Connaître, protéger, gérer et valoriser les espaces naturels de Lorraine

plaine et étang du Bischwald

CENL - AISE - GECNAL - LELLING - CASAS

Weekend nature 2018 - 4ème édition

Les exposants

 

Cette année 10 exposants ont été invités à présenter leur travail photographique autour de la nature.

Les expositions seront installées en intérieur dans la salle du Foyer à Lelling (voir le plan de la salle). Elles seront visibles le samedi 2 juin de 10h à 20h et le dimanche 3 juin de 10h à 18h.

 

En savoir plus sur chacun des exposants:

David Aupermann

Marcel DUBOIS

Frank Formaux

Rahima Hadid Gournant

Gérard Hequet

Olivier Henrion

Jacques Kunzler

Joachim Ratsch

Marco Sabbadini

Pierre Schmitt

Marlyse Wagner

 ligne verte séparation

 

David Aupermann - Sur les ailes de la nuit

L’exposition  présente 10 photos de chauves - souris  évoluant dans leurs milieux naturels. Une fois  la nuit tombée et sorties de leurs cachettes diurnes, où vont-elles et que font-elles ? Terrains de chasse, chemins de transit ou sites de repos. Ici sont présentés quelques endroits cachés : vieux pont de pierres, ruisseaux reculés  ou grottes mystérieuses… Ces images sont une invitation à un petit voyage sur les ailes de la nuit

 

 

Marcel Dubois

BILLEBAUDE ???  Quésaco ?  Je suis un Amoureux de Dame Nature, accompagné de mes appareils photos souvent seul et très tôt, je me laisse porter par la douce quiétude matinale accompagnée des chants de nos amis ailés.

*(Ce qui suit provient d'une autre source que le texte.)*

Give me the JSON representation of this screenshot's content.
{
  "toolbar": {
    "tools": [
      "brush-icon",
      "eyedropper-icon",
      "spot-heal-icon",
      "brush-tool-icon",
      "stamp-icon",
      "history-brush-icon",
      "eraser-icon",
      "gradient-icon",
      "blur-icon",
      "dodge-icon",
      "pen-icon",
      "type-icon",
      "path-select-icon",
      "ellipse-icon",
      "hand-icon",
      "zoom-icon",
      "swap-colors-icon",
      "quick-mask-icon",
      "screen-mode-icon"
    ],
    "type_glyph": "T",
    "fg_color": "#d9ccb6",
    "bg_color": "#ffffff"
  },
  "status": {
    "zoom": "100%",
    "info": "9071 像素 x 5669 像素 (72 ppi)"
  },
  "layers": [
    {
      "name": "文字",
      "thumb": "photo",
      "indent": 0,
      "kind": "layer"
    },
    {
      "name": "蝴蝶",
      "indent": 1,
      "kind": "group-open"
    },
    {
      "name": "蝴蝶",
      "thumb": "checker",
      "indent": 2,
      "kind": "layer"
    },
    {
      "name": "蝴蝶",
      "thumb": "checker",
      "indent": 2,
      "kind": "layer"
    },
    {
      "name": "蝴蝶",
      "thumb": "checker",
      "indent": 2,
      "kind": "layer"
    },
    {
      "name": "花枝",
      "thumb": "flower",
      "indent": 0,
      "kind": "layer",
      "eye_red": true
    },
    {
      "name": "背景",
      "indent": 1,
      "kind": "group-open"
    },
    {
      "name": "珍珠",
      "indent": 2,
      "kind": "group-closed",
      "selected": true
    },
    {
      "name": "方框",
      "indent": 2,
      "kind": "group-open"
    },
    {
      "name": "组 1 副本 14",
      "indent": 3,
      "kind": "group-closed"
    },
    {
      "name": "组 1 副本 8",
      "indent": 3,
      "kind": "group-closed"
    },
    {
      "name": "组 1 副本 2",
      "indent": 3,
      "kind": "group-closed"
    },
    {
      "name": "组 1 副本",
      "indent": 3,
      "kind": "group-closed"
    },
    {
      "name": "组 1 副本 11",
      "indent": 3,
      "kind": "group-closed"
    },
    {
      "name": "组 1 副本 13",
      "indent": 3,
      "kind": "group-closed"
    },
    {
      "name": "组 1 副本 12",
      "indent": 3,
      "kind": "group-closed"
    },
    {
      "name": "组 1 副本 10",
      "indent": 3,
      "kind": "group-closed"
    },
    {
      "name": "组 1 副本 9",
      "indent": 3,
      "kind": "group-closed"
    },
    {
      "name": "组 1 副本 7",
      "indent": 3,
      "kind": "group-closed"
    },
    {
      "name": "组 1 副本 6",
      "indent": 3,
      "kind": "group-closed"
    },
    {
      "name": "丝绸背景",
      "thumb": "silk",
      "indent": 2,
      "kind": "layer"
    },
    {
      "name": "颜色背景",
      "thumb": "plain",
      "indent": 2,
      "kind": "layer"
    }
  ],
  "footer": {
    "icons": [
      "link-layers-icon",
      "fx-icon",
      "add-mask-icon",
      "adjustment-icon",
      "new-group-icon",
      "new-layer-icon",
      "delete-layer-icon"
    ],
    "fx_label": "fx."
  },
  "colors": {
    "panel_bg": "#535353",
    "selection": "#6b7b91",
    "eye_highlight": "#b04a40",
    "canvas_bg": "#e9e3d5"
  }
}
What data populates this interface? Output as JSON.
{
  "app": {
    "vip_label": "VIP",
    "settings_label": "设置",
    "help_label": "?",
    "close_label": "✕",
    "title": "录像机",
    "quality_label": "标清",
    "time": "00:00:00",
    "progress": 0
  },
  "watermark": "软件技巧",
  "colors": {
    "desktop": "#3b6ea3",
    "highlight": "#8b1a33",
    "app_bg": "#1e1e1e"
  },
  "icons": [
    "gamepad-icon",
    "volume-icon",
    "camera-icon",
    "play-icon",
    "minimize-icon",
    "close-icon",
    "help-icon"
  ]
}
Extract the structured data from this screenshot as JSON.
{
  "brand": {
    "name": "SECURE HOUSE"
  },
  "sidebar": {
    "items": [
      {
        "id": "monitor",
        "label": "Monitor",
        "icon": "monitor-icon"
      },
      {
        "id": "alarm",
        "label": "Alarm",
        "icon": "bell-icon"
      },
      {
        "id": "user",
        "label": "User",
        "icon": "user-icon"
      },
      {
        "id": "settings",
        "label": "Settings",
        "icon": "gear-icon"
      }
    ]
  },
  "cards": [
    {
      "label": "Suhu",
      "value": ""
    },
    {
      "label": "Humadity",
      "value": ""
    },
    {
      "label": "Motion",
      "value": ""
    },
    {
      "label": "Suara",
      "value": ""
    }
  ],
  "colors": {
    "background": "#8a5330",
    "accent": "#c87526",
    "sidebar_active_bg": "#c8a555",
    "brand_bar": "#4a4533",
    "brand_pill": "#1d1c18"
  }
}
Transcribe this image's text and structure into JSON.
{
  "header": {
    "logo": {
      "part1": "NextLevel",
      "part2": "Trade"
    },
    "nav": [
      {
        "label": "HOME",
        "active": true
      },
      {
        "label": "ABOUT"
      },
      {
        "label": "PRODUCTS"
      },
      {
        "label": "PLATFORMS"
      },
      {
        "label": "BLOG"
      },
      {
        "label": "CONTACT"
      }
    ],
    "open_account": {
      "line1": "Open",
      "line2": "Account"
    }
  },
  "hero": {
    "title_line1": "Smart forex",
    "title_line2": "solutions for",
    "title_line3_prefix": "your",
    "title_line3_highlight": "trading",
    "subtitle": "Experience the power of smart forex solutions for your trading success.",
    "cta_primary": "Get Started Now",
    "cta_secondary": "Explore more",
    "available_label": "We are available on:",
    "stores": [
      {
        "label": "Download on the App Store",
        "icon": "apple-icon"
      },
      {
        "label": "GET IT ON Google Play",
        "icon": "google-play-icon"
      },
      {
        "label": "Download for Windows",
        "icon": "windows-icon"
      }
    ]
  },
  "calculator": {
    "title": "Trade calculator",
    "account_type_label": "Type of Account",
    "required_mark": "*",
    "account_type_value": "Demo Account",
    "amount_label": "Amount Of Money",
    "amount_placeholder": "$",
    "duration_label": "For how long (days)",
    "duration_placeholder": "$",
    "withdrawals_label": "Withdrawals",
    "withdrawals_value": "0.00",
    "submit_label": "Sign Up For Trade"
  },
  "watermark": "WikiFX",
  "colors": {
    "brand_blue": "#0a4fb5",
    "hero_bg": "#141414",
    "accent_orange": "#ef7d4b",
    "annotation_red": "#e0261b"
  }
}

De l'infiniment petit à l'infiniment grand, je suis contemplatif et méditatif de toutes ces beautés que Dame Nature nous offre !

Je souhaite vous faire partager ces moments de bonheur à l'occasion du WE Nature.

J'ai une admiration et affection particulières pour les oiseaux et souvent mes photos leurs sont consacrés.

 Enfin, et cela me tient à coeur, je suis correspondant agrée et bénévole auprès du GORNA (Groupement Ornithologique du Refuge Nord-Alsace) et à ce titre je pourrai vous informer de leur mission associative. 

 

Marcel Dubois

 

 Frank Formaux

C'est couché dans l'herbe qu'on découvre un nouveau monde, une nature qui peut paraître si banale prend tout à coup une autre allure, graphique et esthétique. Les sujets ne manquent pas quand on sait prendre le temps de les observer... tel est mon défit, celui de prendre ce temps et de le figer l'instant d'une rencontre. Photographe amateur, c'est avec passion et curiosité que je m'y exerce aux gré de mes ballades en Moselle.

 

FranK Formaux

 

Rahima Hadid Gounant

Je m’appelle Rahima Hadid Gounant, je suis photographe amateur. Je suis originaire de Kabylie, en Algérie et j'habite actuellement en Lorraine. Arrivée en France, fin 2002, pour intégrer l’université de Metz, j'ai été immédiatement séduite par la beauté de cette région. Je me suis installée dans la campagne lorraine en 2009 et ma passion pour la nature n'a fait que grandir. J’étais déjà attirée par la photographie lorsqu'on m’offrit, en 2012, mon premier appareil photo reflex.  Je découvre alors, grâce à ce nouveau venu, la macrophotographie dont j’ignorais tout jusque-là. Depuis, mon appareil ne me quitte presque jamais, il est devenu le cordon qui me lie à cette nature. En sa compagnie, je pars souvent à la recherche d’espèces animales et végétales dont je cherche à immortaliser la magie.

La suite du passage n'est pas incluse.